尘砚看不过眼,讽刺道:“金大叔,你说错了吧,这哪是欢迎闺女回来,分明是恭迎金山银山回来了。”
“哈哈哈哈”
小孩子这话一出,惹得大家哄堂大笑,先前不敢说话的气氛也一扫而空。
金大山恼怒了下,但看清小孩衣服是绸缎的,就怕又是个皇子,点头哈腰的引着尘砚进去了,自家闺女反倒被扔在门外。
金无忧也不生气,跟外面这些围观的村民说:“今日就不邀请各位叔伯婶婶了,改日大家有空尽管来陪我继母聊天。
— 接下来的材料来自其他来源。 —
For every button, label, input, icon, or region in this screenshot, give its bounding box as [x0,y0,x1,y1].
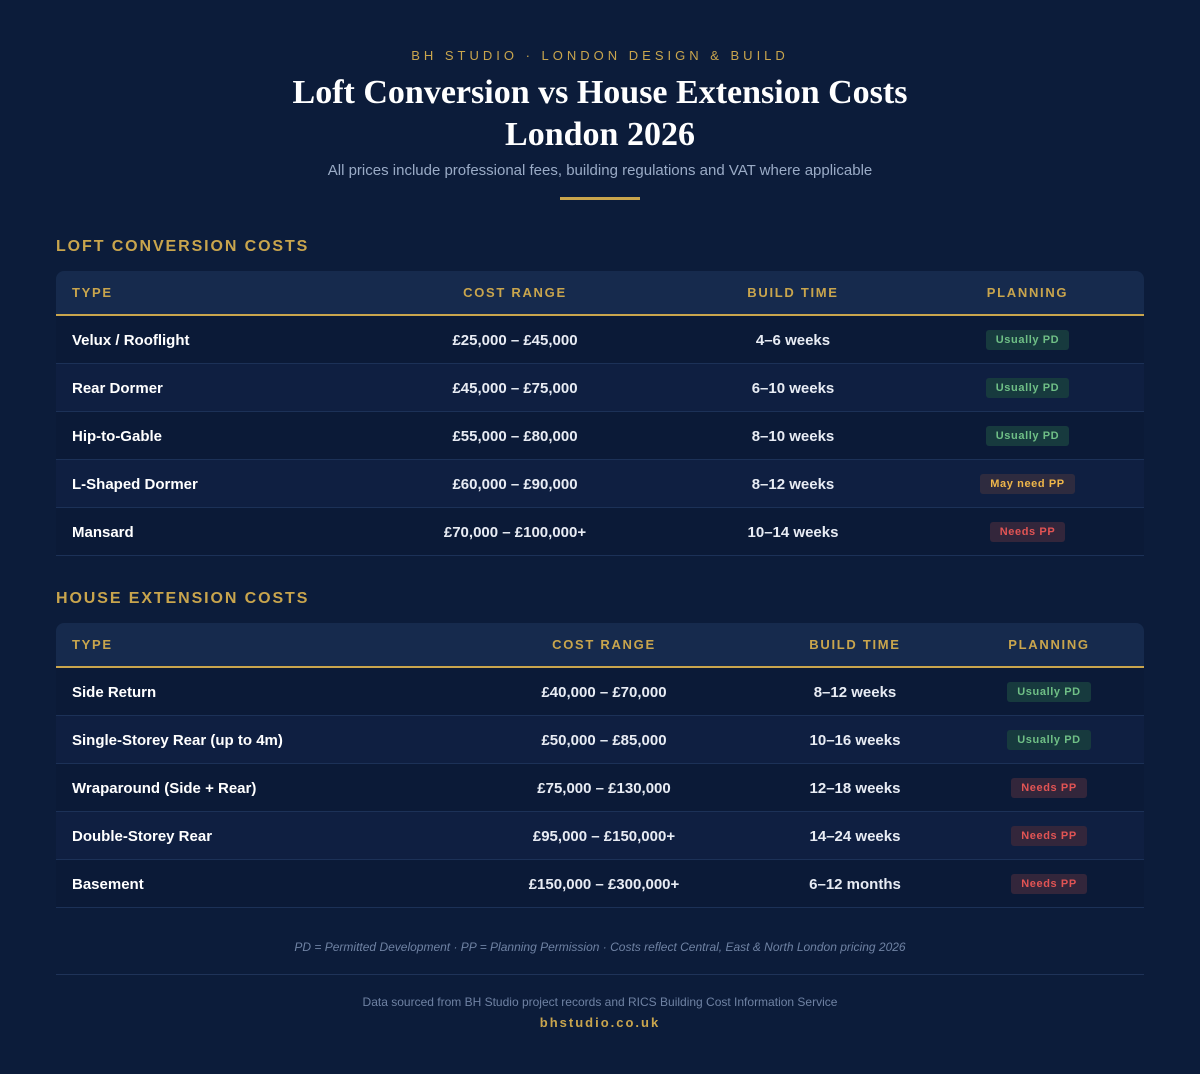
footer [363,995,837,1030]
table: extension: Basement [72,876,144,892]
footnote: PD = Permitted Development · PP = Planning Permission · Costs reflect Central, East & North London pricing 2026 [294,940,906,954]
table: extension: Side Return [72,684,156,701]
table: extension: Needs PP [1021,878,1077,890]
table: extension: Wraparound (Side + Rear) [72,780,256,796]
table: loft: £55,000 – £80,000 [452,428,578,444]
table: loft: 8–12 weeks [752,476,834,492]
table: extension: COST RANGE [552,637,656,652]
table: loft: PLANNING [987,285,1068,300]
title [293,74,907,153]
table: extension: Single-Storey Rear (up to 4m) [72,732,283,748]
table: extension: £50,000 – £85,000 [541,732,667,748]
subtitle: All prices include professional fees, building regulations and VAT where applicable [328,162,872,179]
table: loft: 6–10 weeks [752,380,834,396]
table: loft: Rear Dormer [72,380,163,396]
heading: extension: HOUSE EXTENSION COSTS [56,590,309,607]
heading: loft: LOFT CONVERSION COSTS [56,238,309,255]
table: loft: L-Shaped Dormer [72,476,198,492]
table: loft: 4–6 weeks [756,332,830,349]
table: extension: 10–16 weeks [810,732,900,748]
table: loft: Velux / Rooflight [72,332,190,349]
table: extension: Usually PD [1017,686,1081,698]
kicker: BH STUDIO · LONDON DESIGN & BUILD [411,48,789,63]
table: loft: Hip-to-Gable [72,428,162,444]
site: bhstudio.co.uk [540,1015,660,1030]
table: loft: TYPE [72,285,113,300]
table: loft: BUILD TIME [747,285,839,300]
table: loft: May need PP [990,478,1065,490]
header [293,48,907,200]
divider [560,197,640,200]
title: London 2026 [505,116,695,153]
table: loft: £45,000 – £75,000 [452,380,578,396]
source: Data sourced from BH Studio project records and RICS Building Cost Information Service [363,995,837,1009]
table: extension: £75,000 – £130,000 [537,780,671,796]
table: loft: Mansard [72,524,134,540]
table: extension: Double-Storey Rear [72,828,212,844]
table: extension: £95,000 – £150,000+ [533,828,675,844]
title: Loft Conversion vs House Extension Costs [293,74,907,111]
table: extension: Needs PP [1021,830,1077,842]
table: loft: £70,000 – £100,000+ [444,524,586,540]
table: loft: £25,000 – £45,000 [452,332,578,349]
table: loft: COST RANGE [463,285,567,300]
table: extension: BUILD TIME [809,637,901,652]
table: extension: £150,000 – £300,000+ [529,876,679,892]
table: loft: £60,000 – £90,000 [452,476,578,492]
table: extension: Usually PD [1017,734,1081,746]
table: extension: Needs PP [1021,782,1077,794]
table: loft: 10–14 weeks [748,524,838,540]
table: loft: Usually PD [996,334,1059,346]
table: loft [56,271,1144,556]
table: loft: Needs PP [1000,526,1055,538]
table: extension: 14–24 weeks [810,828,900,844]
table: extension: £40,000 – £70,000 [541,684,667,701]
table: loft: Usually PD [996,430,1059,442]
table: extension: PLANNING [1008,637,1090,652]
table: loft: Usually PD [996,382,1059,394]
table: extension: 8–12 weeks [814,684,896,701]
table: loft: 8–10 weeks [752,428,834,444]
table: extension: 12–18 weeks [810,780,900,796]
table: extension: TYPE [72,637,113,652]
table: extension [56,623,1144,908]
table: extension: 6–12 months [809,876,901,892]
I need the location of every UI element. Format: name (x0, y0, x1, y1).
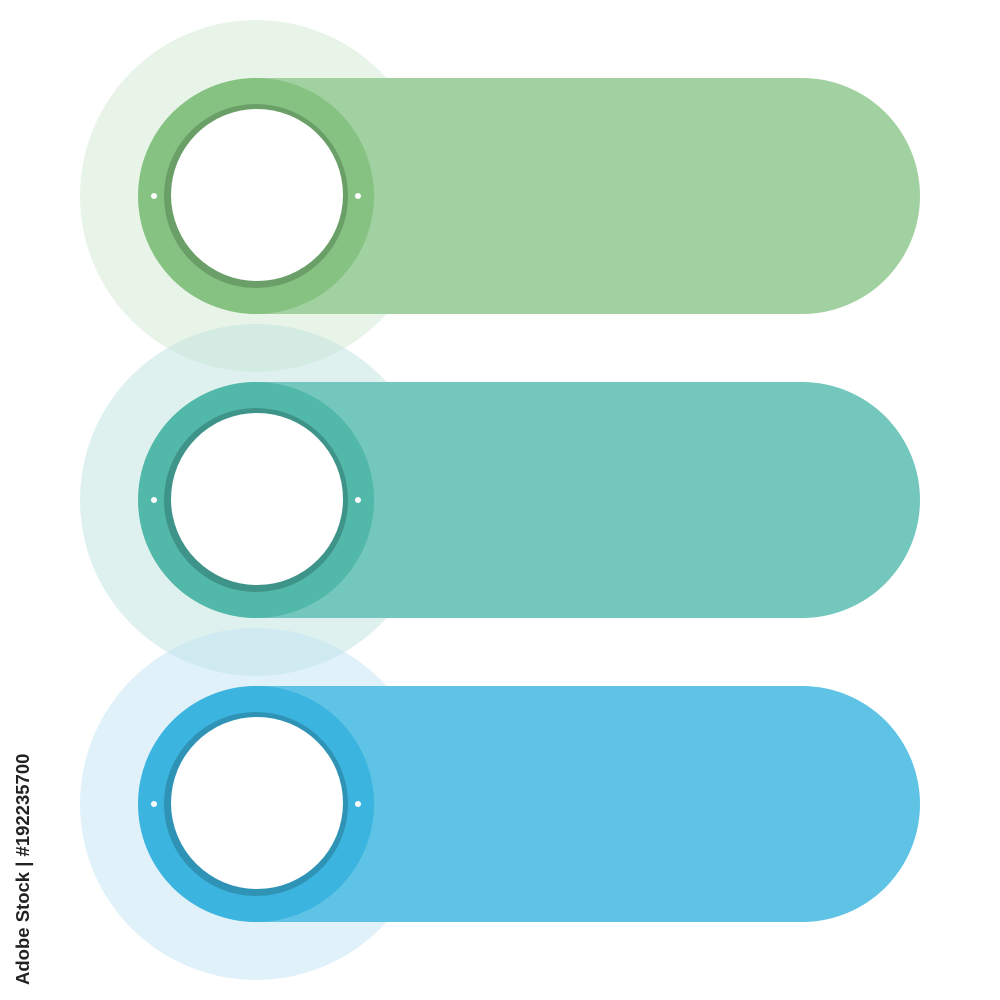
halo circles (80, 20, 432, 980)
icon: ring 2 (138, 382, 374, 618)
icon: ring 3 (138, 686, 374, 922)
panel: bar 2 (138, 382, 920, 618)
icon: ring 1 (138, 78, 374, 314)
panel: bar 1 (138, 78, 920, 314)
panel: bar 3 (138, 686, 920, 922)
watermark id: Adobe Stock | #192235700 (12, 754, 33, 985)
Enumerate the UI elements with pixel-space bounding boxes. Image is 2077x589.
”
等人都进去了,门一关,金无忧下巴示意侍卫们:学会了没,学会了就全都绑了。
昨天,她要用皇帝赏赐的绸缎跟德公公换了银子,德公公派了人来任她挑选,这十个侍卫就是她精挑细选出来的,尤其是还有个会口技的,简直不能更完美 。
于是,金凤的茶还没泡好的,一家四口就齐刷刷被堵着嘴绑了起来,惊慌无措地看金无忧和她的侍卫们表演。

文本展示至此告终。